The action is currently at a very early stage.

Chai Brady

Aer Lingus has assured customers that threatened industrial action from cabin crew over sandwiches and other food won't affect services.

Staff took issue with the airline introducing additional snack services which forces them to sell extra sandwiches, ice cream, tea and coffee on transatlantic flights.

Now 1,000 cabin crew represented by trade union Impact are set to be balloted.

However, staff will not have to work longer hours and will get the same length of time for breaks.

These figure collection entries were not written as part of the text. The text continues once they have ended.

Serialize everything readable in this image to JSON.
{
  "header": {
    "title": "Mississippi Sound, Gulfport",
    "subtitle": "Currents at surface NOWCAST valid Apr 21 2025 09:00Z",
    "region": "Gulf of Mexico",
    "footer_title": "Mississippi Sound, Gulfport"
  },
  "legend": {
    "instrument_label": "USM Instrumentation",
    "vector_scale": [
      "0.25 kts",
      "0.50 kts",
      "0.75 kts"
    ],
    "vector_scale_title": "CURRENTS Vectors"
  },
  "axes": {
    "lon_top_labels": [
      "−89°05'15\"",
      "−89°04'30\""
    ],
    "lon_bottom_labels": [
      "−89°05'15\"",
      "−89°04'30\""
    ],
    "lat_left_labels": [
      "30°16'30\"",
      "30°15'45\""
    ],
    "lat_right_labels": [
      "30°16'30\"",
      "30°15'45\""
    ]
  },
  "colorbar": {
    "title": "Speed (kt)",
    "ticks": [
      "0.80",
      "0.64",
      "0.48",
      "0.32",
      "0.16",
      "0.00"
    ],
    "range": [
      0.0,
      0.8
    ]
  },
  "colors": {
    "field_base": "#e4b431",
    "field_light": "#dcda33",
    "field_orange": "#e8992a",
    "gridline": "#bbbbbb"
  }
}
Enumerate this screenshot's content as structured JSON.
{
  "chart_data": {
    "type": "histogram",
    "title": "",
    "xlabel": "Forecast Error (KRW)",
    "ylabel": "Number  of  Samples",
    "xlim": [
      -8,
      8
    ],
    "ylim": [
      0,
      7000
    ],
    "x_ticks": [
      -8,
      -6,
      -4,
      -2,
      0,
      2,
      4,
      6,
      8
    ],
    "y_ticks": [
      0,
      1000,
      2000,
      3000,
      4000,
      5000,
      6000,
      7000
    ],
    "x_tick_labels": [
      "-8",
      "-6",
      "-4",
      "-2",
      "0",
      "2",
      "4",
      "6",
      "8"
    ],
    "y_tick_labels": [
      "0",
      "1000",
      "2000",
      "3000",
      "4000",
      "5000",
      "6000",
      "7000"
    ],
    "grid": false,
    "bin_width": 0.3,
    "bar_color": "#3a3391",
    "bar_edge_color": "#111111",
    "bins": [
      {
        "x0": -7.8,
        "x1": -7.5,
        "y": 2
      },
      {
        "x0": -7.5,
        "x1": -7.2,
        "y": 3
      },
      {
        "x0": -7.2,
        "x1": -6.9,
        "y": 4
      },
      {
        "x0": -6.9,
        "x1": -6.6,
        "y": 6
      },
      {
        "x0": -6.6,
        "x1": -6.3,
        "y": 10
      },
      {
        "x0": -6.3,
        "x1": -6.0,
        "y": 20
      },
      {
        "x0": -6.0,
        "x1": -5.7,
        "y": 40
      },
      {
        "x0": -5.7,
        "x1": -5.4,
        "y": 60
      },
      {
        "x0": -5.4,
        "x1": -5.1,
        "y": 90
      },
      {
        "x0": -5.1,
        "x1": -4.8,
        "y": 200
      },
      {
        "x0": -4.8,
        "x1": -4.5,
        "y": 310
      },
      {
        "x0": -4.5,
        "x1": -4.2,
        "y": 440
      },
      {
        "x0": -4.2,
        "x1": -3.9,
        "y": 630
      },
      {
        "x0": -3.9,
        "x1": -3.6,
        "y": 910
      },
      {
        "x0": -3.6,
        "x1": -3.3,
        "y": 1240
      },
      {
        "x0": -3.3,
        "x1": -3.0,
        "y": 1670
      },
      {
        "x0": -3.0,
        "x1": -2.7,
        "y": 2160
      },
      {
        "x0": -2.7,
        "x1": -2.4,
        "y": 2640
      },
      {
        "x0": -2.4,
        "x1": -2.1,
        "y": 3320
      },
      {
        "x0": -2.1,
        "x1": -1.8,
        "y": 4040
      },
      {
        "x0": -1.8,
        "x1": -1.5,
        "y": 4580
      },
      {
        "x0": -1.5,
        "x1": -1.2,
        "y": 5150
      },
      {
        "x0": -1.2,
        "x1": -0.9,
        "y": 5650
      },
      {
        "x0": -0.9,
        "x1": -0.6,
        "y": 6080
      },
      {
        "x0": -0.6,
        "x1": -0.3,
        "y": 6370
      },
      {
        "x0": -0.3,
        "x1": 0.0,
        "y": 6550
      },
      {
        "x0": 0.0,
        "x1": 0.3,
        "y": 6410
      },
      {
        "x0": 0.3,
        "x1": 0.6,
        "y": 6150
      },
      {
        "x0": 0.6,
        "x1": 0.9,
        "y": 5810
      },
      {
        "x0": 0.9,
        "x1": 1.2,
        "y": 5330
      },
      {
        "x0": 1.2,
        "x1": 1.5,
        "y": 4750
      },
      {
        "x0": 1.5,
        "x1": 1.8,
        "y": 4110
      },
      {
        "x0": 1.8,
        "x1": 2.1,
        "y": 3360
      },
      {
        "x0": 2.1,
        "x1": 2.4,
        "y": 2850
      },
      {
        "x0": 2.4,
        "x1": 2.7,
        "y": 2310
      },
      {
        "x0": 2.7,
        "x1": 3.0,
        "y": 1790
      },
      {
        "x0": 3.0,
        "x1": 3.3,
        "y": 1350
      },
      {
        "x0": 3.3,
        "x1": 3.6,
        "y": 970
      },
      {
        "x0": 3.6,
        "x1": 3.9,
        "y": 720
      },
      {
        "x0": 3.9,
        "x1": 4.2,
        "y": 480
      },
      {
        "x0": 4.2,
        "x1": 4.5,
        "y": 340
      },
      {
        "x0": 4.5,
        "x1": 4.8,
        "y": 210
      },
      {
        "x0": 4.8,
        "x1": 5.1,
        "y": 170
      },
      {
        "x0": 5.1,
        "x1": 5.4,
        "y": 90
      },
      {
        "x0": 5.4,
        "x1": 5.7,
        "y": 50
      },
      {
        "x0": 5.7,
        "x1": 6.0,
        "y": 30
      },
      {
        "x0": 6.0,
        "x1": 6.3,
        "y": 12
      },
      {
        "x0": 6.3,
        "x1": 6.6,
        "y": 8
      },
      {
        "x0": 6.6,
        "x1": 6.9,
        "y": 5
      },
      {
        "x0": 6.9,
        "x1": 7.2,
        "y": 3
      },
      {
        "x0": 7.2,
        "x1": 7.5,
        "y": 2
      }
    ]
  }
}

The action is currently at a very early stage.

"It's a matter that's being considered," an Impact spokesperson said.

"At the moment this would be very much something we haven't decided on yet.

"So it would be a bit premature to comment on it at this stage."

He said that it was "a lot more complicated" than just serving tea and coffee.

Customers on the airline's transatlantic flights will still receive a hot meal under the proposals.

An internal trade union notice from Impact to Aer Lingus cabin crew, seen by the 'Sunday Business Post', asks staff not to co-operate with the new service.

"The company have been informed that the ice cream/bia with free tea and coffee/hot snack, sandwich service due to start tomorrow is in contravention to our service agreement," it said.

"Once we have a mandate for action we will direct members NOT to co-operate with the new service.

"In the meantime, ensure you take your FULL break time.

"We are proceeding legally by having a ballot."

A source said it was not believed to be as serious as the 24-hour stoppage staged in 2014 over rosters, which caused 200 flights to be cancelled.

About 30,000 customers were affected during that industrial action.

"We don't anticipate any disruption to our schedule," an Aer Lingus spokesperson said.

Impact also encouraged staff to take their fatigue survey.

They found that almost half of cabin crew went into work when they should have stayed at home due to sickness and a third took medication to sleep.